Mayor details grants for Trumann Rotary
Mayor Sheila Walters visited the Trumann Rotary Club last week as guest speaker to talk about grants the city has received recently.
She said the city received a $23,000 grant through East Arkansas Planning and Development District. The grant, which was applied for in 2010, went toward a Bobcat and accessories to move pallets and help with the recylcing program. The Bobcat and accessories were purchased for $22,900, leaving $100 left to purchase blue bags.
Mayor Walters said she has been working over the last four
years with the Chamber of Commerce to apply for grants to help the city. Another grant the city received recently was a General Assistance grant through the Arkansas Economic Development Commission for $82,500. This money will go toward funding the Sims/Talbot Adult Training and Education Center. Together with money already donated, $340,000 has been raised for the construction of the center.

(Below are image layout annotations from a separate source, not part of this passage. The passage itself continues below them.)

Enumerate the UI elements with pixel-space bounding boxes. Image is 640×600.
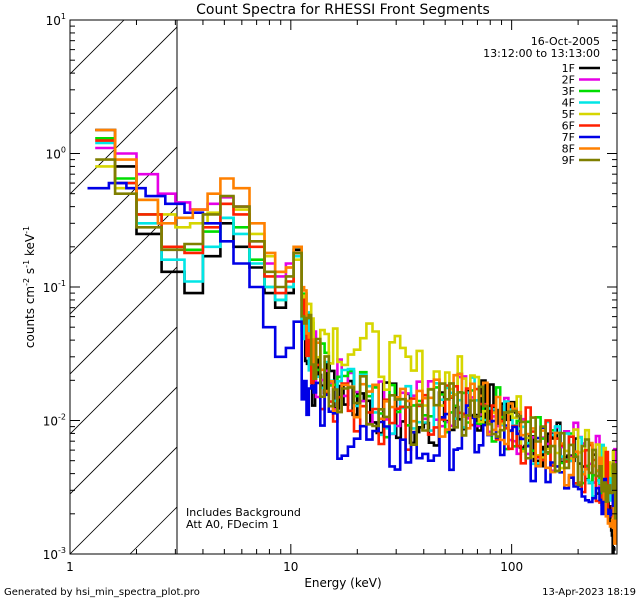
x-tick-label: 100	[500, 560, 523, 574]
y-tick-label: 10-2	[43, 413, 66, 429]
hatch-line	[70, 20, 125, 75]
y-label-exp: -2	[22, 278, 31, 286]
hatch-line	[70, 206, 177, 315]
series-line-7F	[87, 181, 617, 518]
footer-generator: Generated by hsi_min_spectra_plot.pro	[4, 587, 200, 598]
legend-label-6F: 6F	[562, 120, 575, 133]
y-label-part: counts cm	[23, 286, 37, 348]
legend-label-9F: 9F	[562, 154, 575, 167]
footer-timestamp: 13-Apr-2023 18:19	[542, 587, 636, 598]
x-tick-label: 1	[66, 560, 74, 574]
x-tick-label: 10	[283, 560, 298, 574]
hatch-line	[70, 386, 177, 495]
legend-label-1F: 1F	[562, 62, 575, 75]
hatch-line	[70, 446, 177, 554]
series-group	[87, 128, 617, 554]
y-tick-label: 101	[46, 12, 66, 28]
legend-label-7F: 7F	[562, 131, 575, 144]
annotation-attenuator: Att A0, FDecim 1	[186, 518, 279, 531]
y-label-exp: -1	[22, 260, 31, 268]
hatched-region	[0, 0, 177, 554]
series-line-2F	[95, 146, 617, 499]
y-label-part: s	[23, 268, 37, 278]
legend-label-2F: 2F	[562, 74, 575, 87]
legend-label-3F: 3F	[562, 85, 575, 98]
series-line-4F	[95, 141, 617, 502]
legend-time-range: 13:12:00 to 13:13:00	[483, 47, 600, 60]
hatch-line	[0, 0, 130, 554]
annotation-background: Includes Background	[186, 506, 301, 519]
chart-title: Count Spectra for RHESSI Front Segments	[196, 2, 490, 18]
legend-label-8F: 8F	[562, 143, 575, 156]
hatch-line	[70, 26, 177, 135]
hatch-line	[0, 0, 10, 554]
y-tick-label: 100	[46, 146, 66, 162]
axis-ticks: 1 10 100 10-3 10-2 10-1 100 101	[43, 12, 618, 574]
series-line-8F	[95, 128, 617, 545]
y-tick-label: 10-3	[43, 546, 66, 562]
y-axis-label: counts cm-2 s-1 keV-1	[22, 226, 37, 348]
hatch-line	[70, 266, 177, 375]
y-label-part: keV	[23, 233, 37, 260]
series-line-5F	[95, 165, 617, 499]
legend-date: 16-Oct-2005	[531, 35, 600, 48]
y-tick-label: 10-1	[43, 279, 66, 295]
legend-label-5F: 5F	[562, 108, 575, 121]
x-axis-label: Energy (keV)	[304, 576, 381, 590]
y-label-exp: -1	[22, 226, 31, 234]
legend-label-4F: 4F	[562, 97, 575, 110]
series-line-9F	[95, 158, 617, 520]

"Hopefully, we'll get another grant for the adult education center in November," Mayor Walters said. "The goal is to start construction in 2013."
She said there would be an announcement of a large grant next week. "We're really proud of what we've got going on because grants are hard to come by," she said.
Walters spoke briefly on the garbage pick-up situation and said that Judge James Nixon would make a ruling in the case between the city and Delta Environmental regarding a dispute over commercial pick-up. The city is currently handling residential pick-up.
"I want to get better at residential pick-up," Mayor Walters said. "We get three calls a week about trash being missed. When we first started, we were getting 50 calls a week. We're working on the kinks."
She also talked about the city's recycling program. There is currently no curbside recycling pick-up, though Walters said she would love to see that happen. "We want to expand our recycling, which is the reason East Arkansas Planning and Development District helped us," she said. "They know how dedicated we are to recycling. We've saved a lot of money for citizens. With our recycling program, we made $23,000 and saved almost $4,000 not going to the landfill."
The city currently recycles cardboard, metal, clothing, and newspaper. Anybody can donate by dropping their items off at the city shop on Oak Street. "You can literally drive in and drop off cardboard," she said.